De quoi s’agit-il ici ?
Il s’agit ici du sentiment de dépossession qui sous-tend et qui constitue véritablement le ressort de cette Révolte.
L’État qui depuis l’après guerre se veut Protecteur des Français, en voulant pourtant bien faire, s’est immiscé à un tel point dans la vie des Français de la Conception à l’Ephad (politique de la Natalité, de l’Enfance, pré-scolarité, vaccination, scolarité, jeunesse et sport, Université, couverture Sociale, politique de la ville, plans banlieue etc etc) que ces derniers ont été dépossédés de leur autonomie personnelle, de leurs libertés de choix, de leur Autorité parentale et de leur capacité de se penser comme Acteur principal de leur projet de vie.

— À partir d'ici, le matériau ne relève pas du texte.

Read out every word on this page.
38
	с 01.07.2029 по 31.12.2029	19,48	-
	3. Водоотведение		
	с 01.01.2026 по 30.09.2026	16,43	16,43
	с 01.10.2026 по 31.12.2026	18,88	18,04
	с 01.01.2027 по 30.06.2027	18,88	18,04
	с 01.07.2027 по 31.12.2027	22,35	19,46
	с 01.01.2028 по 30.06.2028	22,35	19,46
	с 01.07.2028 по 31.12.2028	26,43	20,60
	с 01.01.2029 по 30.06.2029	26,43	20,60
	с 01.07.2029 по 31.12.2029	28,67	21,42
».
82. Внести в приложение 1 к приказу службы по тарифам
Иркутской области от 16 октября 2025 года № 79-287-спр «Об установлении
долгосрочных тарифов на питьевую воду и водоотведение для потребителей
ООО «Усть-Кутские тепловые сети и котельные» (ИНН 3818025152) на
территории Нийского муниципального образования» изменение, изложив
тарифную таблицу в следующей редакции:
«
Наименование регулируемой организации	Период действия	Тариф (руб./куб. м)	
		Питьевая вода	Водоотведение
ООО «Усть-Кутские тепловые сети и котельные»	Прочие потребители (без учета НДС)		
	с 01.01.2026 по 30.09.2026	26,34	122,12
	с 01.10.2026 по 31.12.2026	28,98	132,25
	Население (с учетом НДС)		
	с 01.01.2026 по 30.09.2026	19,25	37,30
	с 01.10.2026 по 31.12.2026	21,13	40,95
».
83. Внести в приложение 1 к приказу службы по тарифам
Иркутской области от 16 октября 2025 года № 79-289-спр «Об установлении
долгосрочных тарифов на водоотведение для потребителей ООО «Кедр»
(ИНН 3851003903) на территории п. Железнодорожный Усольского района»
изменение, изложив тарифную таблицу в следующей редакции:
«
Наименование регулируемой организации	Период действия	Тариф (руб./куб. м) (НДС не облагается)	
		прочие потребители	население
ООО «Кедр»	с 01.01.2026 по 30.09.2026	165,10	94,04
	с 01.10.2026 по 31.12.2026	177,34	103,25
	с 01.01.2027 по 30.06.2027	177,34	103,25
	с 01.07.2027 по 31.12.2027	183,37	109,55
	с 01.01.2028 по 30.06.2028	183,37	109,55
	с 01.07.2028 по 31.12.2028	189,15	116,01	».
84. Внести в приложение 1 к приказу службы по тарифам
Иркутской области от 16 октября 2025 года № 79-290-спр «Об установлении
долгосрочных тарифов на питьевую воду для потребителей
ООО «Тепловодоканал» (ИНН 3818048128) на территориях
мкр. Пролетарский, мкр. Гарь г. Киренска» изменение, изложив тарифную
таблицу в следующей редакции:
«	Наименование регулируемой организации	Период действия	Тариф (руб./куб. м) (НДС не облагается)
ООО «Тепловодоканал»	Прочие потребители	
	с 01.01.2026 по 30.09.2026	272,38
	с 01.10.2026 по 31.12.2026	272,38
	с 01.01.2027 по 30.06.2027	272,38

Cette Révolte contre la paupérisation de l’impôt au travers la contestation de l’accaparement des fruits du travail c’est surtout une révolte contre cette forme de dictature prédatrice de la Nomenclature d’État. « L’État c’est moi » dit le Monarque.
Ce mouvement des Gilets Jaunes en rassemblant des gens qui subissaient dans un isolement pudique cette violence de la Nomenclature, a créé de nouvelles solidarités et une libération de la parole qui enfante de nouvelles perspectives de construction d’un ordre sociétal nouveau. Les exigences de démocratie directe (Référendum d’initiative populaire) montrent et expriment le besoin d’une réappropriation du pouvoir de décision et dénoncent l’incompétence de la Représentation Nationale ou pour le moins son incapacité à être le relai des doléances de la Nation tout comme les autres corps intermédiaires tels les Syndicats et les organisations politiques qui ont perdu toute légitimité. De nouvelles formes de solidarités seront forgées dans la lutte et l’enfantement d’un rapport nouveau à la Nomenclature.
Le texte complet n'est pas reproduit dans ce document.